When the spell passed, Bailey picked at her muffin while Chloe called Wendy and Ryan to inform them that their little girl was safe, that she’d come to the bakery. Relieved, they assured her they were one their way.

Chloe hung up, and pressed her head to the wall above the phone as she took cleansing breaths and cleared her mind and heart of the pain. This was the way it had to be. It was her mistake, getting involved with… well, even thinking his name was potentially dangerous; could call his attention. Not that he was even likely to care after all these years. But then again, maybe he would. It was impossible to predict what a wizard did or didn’t care about from moment to moment. Chloe had thought, for instance, that he cared about her. Right up until he vanished into thin air.
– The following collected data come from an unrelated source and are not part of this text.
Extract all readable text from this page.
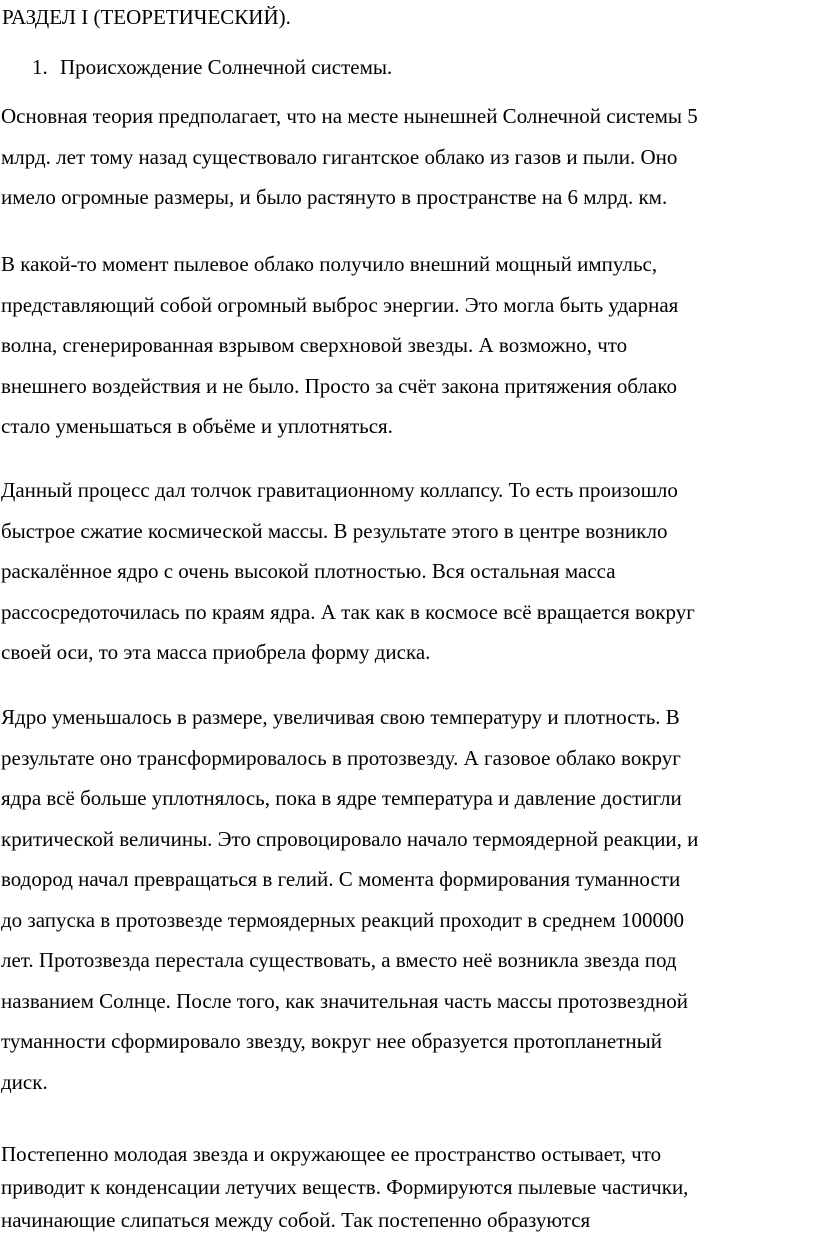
РАЗДЕЛ I (ТЕОРЕТИЧЕСКИЙ).

1. Происхождение Солнечной системы.

Основная теория предполагает, что на месте нынешней Солнечной системы 5
млрд. лет тому назад существовало гигантское облако из газов и пыли. Оно
имело огромные размеры, и было растянуто в пространстве на 6 млрд. км.

В какой-то момент пылевое облако получило внешний мощный импульс,
представляющий собой огромный выброс энергии. Это могла быть ударная
волна, сгенерированная взрывом сверхновой звезды. А возможно, что
внешнего воздействия и не было. Просто за счёт закона притяжения облако
стало уменьшаться в объёме и уплотняться.

Данный процесс дал толчок гравитационному коллапсу. То есть произошло
быстрое сжатие космической массы. В результате этого в центре возникло
раскалённое ядро с очень высокой плотностью. Вся остальная масса
рассосредоточилась по краям ядра. А так как в космосе всё вращается вокруг
своей оси, то эта масса приобрела форму диска.

Ядро уменьшалось в размере, увеличивая свою температуру и плотность. В
результате оно трансформировалось в протозвезду. А газовое облако вокруг
ядра всё больше уплотнялось, пока в ядре температура и давление достигли
критической величины. Это спровоцировало начало термоядерной реакции, и
водород начал превращаться в гелий. С момента формирования туманности
до запуска в протозвезде термоядерных реакций проходит в среднем 100000
лет. Протозвезда перестала существовать, а вместо неё возникла звезда под
названием Солнце. После того, как значительная часть массы протозвездной
туманности сформировало звезду, вокруг нее образуется протопланетный
диск.

Постепенно молодая звезда и окружающее ее пространство остывает, что
приводит к конденсации летучих веществ. Формируются пылевые частички,
начинающие слипаться между собой. Так постепенно образуются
When she returned to the dining room of the bakery, she heard Bailey humming a tune. Something familiar—a lilting sort of somber, upbeat melody that Chloe swore she must have heard on the radio recently. Or perhaps in a movie. “What are you humming, Bailey-Bee?” She asked.

Bailey shrugged a shoulder self consciously. “A song.”
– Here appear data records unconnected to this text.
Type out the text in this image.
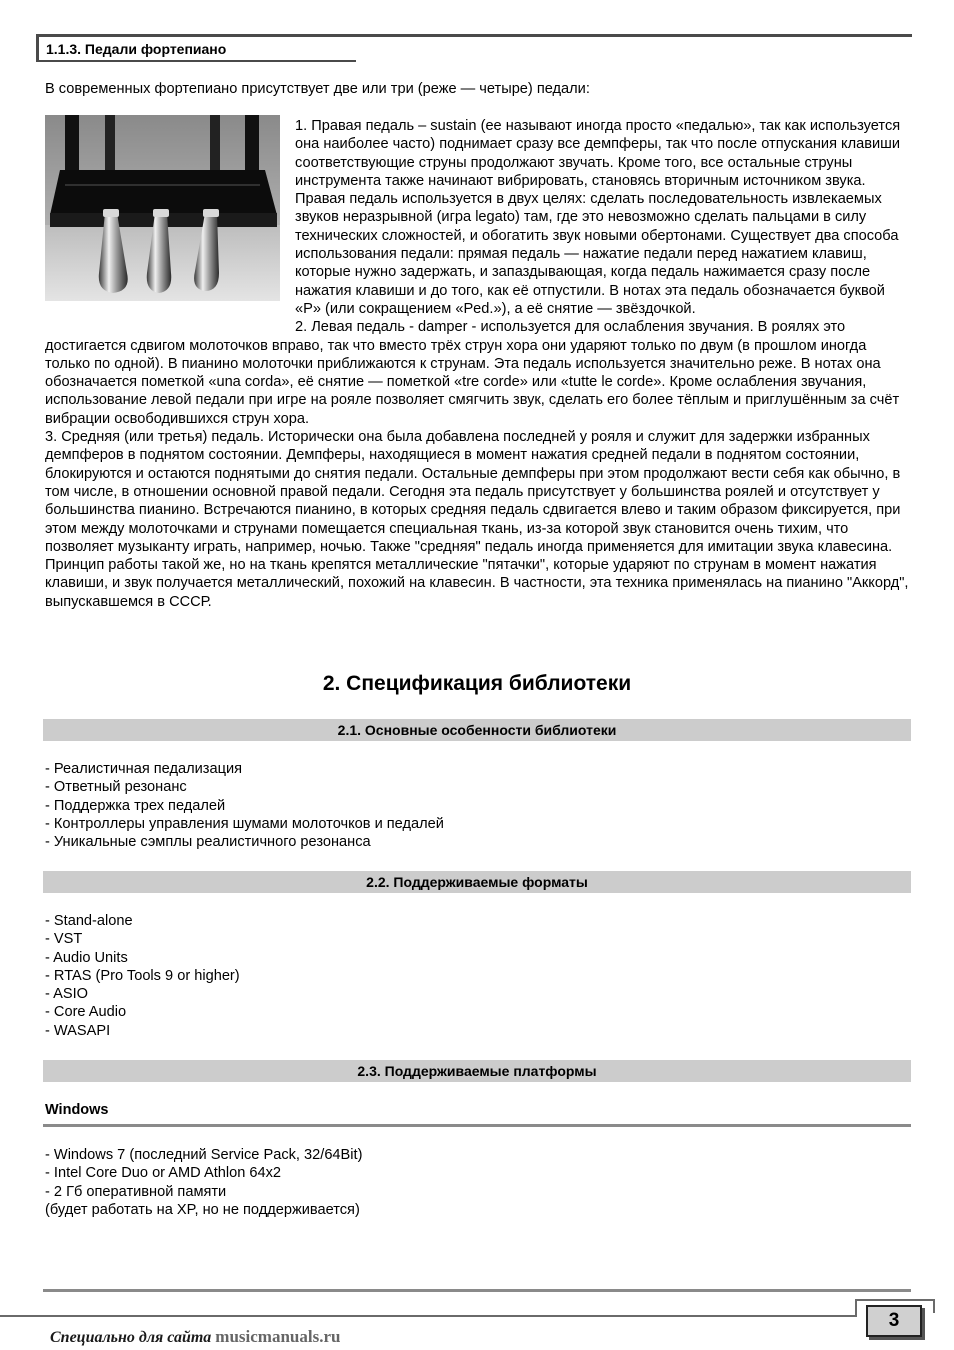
1.1.3. Педали фортепиано
В современных фортепиано присутствует две или три (реже — четыре) педали:

1. Правая педаль – sustain (ее называют иногда просто «педалью», так как используется она наиболее часто) поднимает сразу все демпферы, так что после отпускания клавиши соответствующие струны продолжают звучать. Кроме того, все остальные струны инструмента также начинают вибрировать, становясь вторичным источником звука. Правая педаль используется в двух целях: сделать последовательность извлекаемых звуков неразрывной (игра legato) там, где это невозможно сделать пальцами в силу технических сложностей, и обогатить звук новыми обертонами. Существует два способа использования педали: прямая педаль — нажатие педали перед нажатием клавиш, которые нужно задержать, и запаздывающая, когда педаль нажимается сразу после нажатия клавиши и до того, как её отпустили. В нотах эта педаль обозначается буквой «P» (или сокращением «Ped.»), а её снятие — звёздочкой.

2. Левая педаль - damper - используется для ослабления звучания. В роялях это достигается сдвигом молоточков вправо, так что вместо трёх струн хора они ударяют только по двум (в прошлом иногда только по одной). В пианино молоточки приближаются к струнам. Эта педаль используется значительно реже. В нотах она обозначается пометкой «una corda», её снятие — пометкой «tre corde» или «tutte le corde». Кроме ослабления звучания, использование левой педали при игре на рояле позволяет смягчить звук, сделать его более тёплым и приглушённым за счёт вибрации освободившихся струн хора.

3. Средняя (или третья) педаль. Исторически она была добавлена последней у рояля и служит для задержки избранных демпферов в поднятом состоянии. Демпферы, находящиеся в момент нажатия средней педали в поднятом состоянии, блокируются и остаются поднятыми до снятия педали. Остальные демпферы при этом продолжают вести себя как обычно, в том числе, в отношении основной правой педали. Сегодня эта педаль присутствует у большинства роялей и отсутствует у большинства пианино. Встречаются пианино, в которых средняя педаль сдвигается влево и таким образом фиксируется, при этом между молоточками и струнами помещается специальная ткань, из-за которой звук становится очень тихим, что позволяет музыканту играть, например, ночью. Также "средняя" педаль иногда применяется для имитации звука клавесина. Принцип работы такой же, но на ткань крепятся металлические "пятачки", которые ударяют по струнам в момент нажатия клавиши, и звук получается металлический, похожий на клавесин. В частности, эта техника применялась на пианино "Аккорд", выпускавшемся в СССР.

2. Спецификация библиотеки
2.1. Основные особенности библиотеки
- Реалистичная педализация
- Ответный резонанс
- Поддержка трех педалей
- Контроллеры управления шумами молоточков и педалей
- Уникальные сэмплы реалистичного резонанса
2.2. Поддерживаемые форматы
- Stand-alone
- VST
- Audio Units
- RTAS (Pro Tools 9 or higher)
- ASIO
- Core Audio
- WASAPI
2.3. Поддерживаемые платформы
Windows
- Windows 7 (последний Service Pack, 32/64Bit)
- Intel Core Duo or AMD Athlon 64x2
- 2 Гб оперативной памяти
(будет работать на XP, но не поддерживается)
3
Специально для сайта musicmanuals.ru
“It sounds familiar,” Chloe told her as she sat down across from her daughter again. “Did you hear it on TV?”

Bailey shook her head. “I don’t remember.”

“It’s very pretty,” Chloe said. “Are there words to it?”

“No,” Bailey breathed. Her fingers paused in the act of pinching another bit of muffin off. She stared into some distance behind Chloe, brow furrowed in concentration. Finally, she shook her head again.

“I don’t think it’s very pretty, Miss Chloe,” she said quietly, before she looked into Chloe’s eyes. “I think it’s very… sad.”

A chill spread from Chloe’s spine to the rest of her, and she rubbed her arms. For the next few minutes before Wendy and Ryan arrived, she and Bailey sat in mutual silence, as though listening  for some distant music that Chloe, at least, couldn’t hear.